As forças armadas de Israel anunciaram esta terça-feira o afastamento definitivo da antiga procuradora-geral militar, Yifat Tomer-Yeroushalmi. De acordo com as informações avançadas pela agência Lusa, a decisão do chefe do Estado-Maior implica a perda dos direitos de reforma da ex-responsável, que enfrenta ainda um processo criminal e a possibilidade de despromoção devido à fuga de informação que expôs abusos contra um detido palestiniano.

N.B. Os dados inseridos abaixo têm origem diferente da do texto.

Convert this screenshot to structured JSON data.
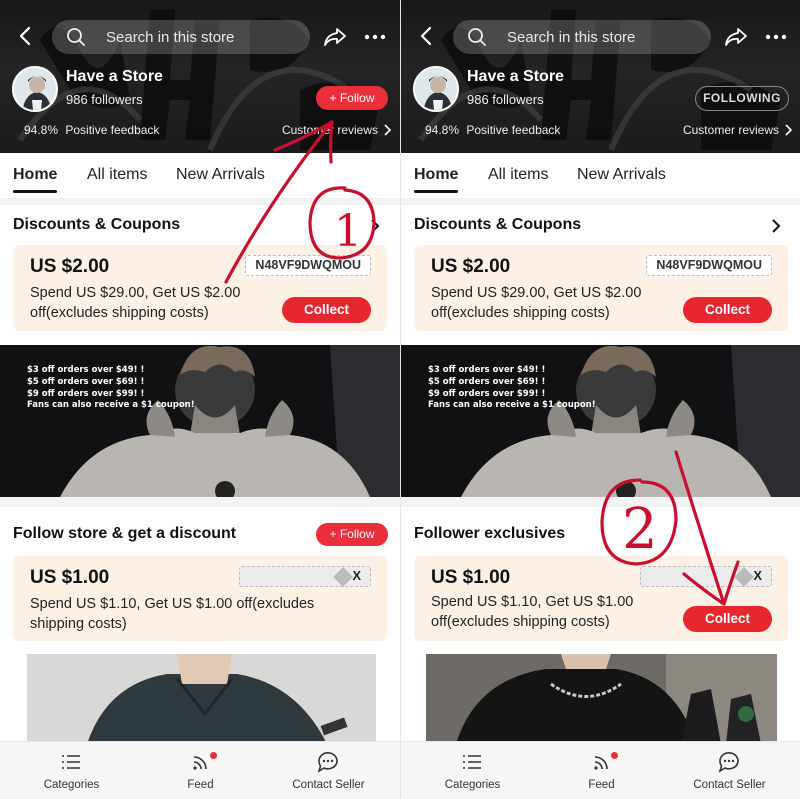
{
  "colors": {
    "accent": "#ea2e3a",
    "annotation": "#c8102e",
    "coupon_bg": "#fdf1e6"
  },
  "left": {
    "search": {
      "placeholder": "Search in this store"
    },
    "store": {
      "name": "Have a Store",
      "followers": "986 followers",
      "feedback_pct": "94.8%",
      "feedback_label": "Positive feedback",
      "reviews_label": "Customer reviews"
    },
    "follow_button": "+ Follow",
    "tabs": [
      "Home",
      "All items",
      "New Arrivals"
    ],
    "discounts": {
      "title": "Discounts & Coupons",
      "coupon": {
        "amount": "US $2.00",
        "code": "N48VF9DWQMOU",
        "desc_line1": "Spend US $29.00, Get US $2.00",
        "desc_line2": "off(excludes shipping costs)",
        "button": "Collect"
      }
    },
    "banner": {
      "lines": [
        "$3 off orders over $49! !",
        "$5 off orders over $69! !",
        "$9 off orders over $99! !",
        "Fans can also receive a $1 coupon!"
      ]
    },
    "follow_section": {
      "title": "Follow store & get a discount",
      "follow_button": "+ Follow",
      "coupon": {
        "amount": "US $1.00",
        "code_mask": "X",
        "desc_line1": "Spend US $1.10, Get US $1.00 off(excludes",
        "desc_line2": "shipping costs)"
      }
    },
    "nav": [
      "Categories",
      "Feed",
      "Contact Seller"
    ],
    "annotation_number": "1"
  },
  "right": {
    "search": {
      "placeholder": "Search in this store"
    },
    "store": {
      "name": "Have a Store",
      "followers": "986 followers",
      "feedback_pct": "94.8%",
      "feedback_label": "Positive feedback",
      "reviews_label": "Customer reviews"
    },
    "following_button": "FOLLOWING",
    "tabs": [
      "Home",
      "All items",
      "New Arrivals"
    ],
    "discounts": {
      "title": "Discounts & Coupons",
      "coupon": {
        "amount": "US $2.00",
        "code": "N48VF9DWQMOU",
        "desc_line1": "Spend US $29.00, Get US $2.00",
        "desc_line2": "off(excludes shipping costs)",
        "button": "Collect"
      }
    },
    "banner": {
      "lines": [
        "$3 off orders over $49! !",
        "$5 off orders over $69! !",
        "$9 off orders over $99! !",
        "Fans can also receive a $1 coupon!"
      ]
    },
    "exclusives": {
      "title": "Follower exclusives",
      "coupon": {
        "amount": "US $1.00",
        "code_mask": "X",
        "desc_line1": "Spend US $1.10, Get US $1.00",
        "desc_line2": "off(excludes shipping costs)",
        "button": "Collect"
      }
    },
    "nav": [
      "Categories",
      "Feed",
      "Contact Seller"
    ],
    "annotation_number": "2"
  }
}
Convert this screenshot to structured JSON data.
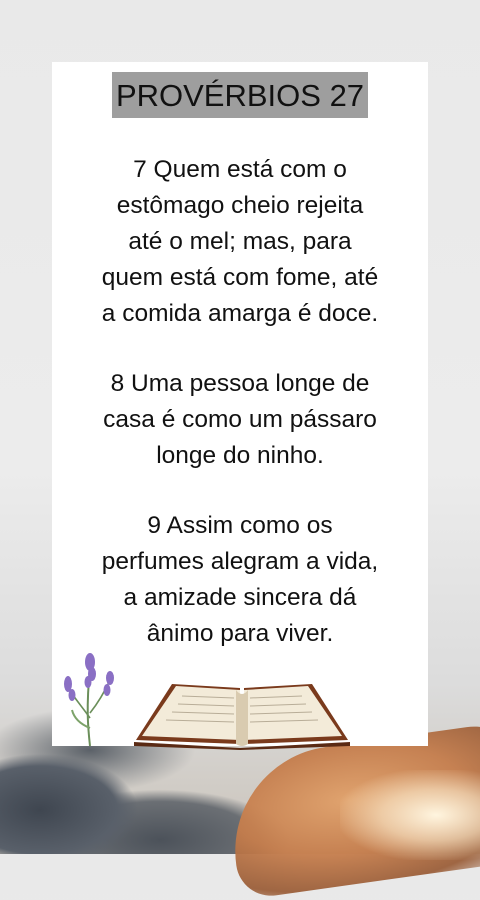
{
  "title": "PROVÉRBIOS 27",
  "verses": [
    "7 Quem está com o\nestômago cheio rejeita\naté o mel; mas, para\nquem está com fome, até\na comida amarga é doce.",
    "8 Uma pessoa longe de\ncasa é como um pássaro\nlonge do ninho.",
    "9 Assim como os\nperfumes alegram a vida,\na amizade sincera dá\nânimo para viver."
  ],
  "icons": [
    "lavender-sprig-icon",
    "open-bible-icon"
  ],
  "colors": {
    "card": "#ffffff",
    "title_highlight": "#9e9e9e",
    "text": "#111111"
  }
}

A tomada de posição foi publicamente saudada pelo ministro da Defesa israelita, Israel Katz, que defendeu que "qualquer pessoa que difame" os soldados não tem lugar na instituição militar. O caso remonta a 2024, quando a divulgação de um vídeo gravado no centro de detenção de Sde Teiman, no sul de Israel, desencadeou um forte escândalo ao mostrar cinco militares a infligir agressões físicas e sexuais graves a um prisioneiro oriundo da Faixa de Gaza.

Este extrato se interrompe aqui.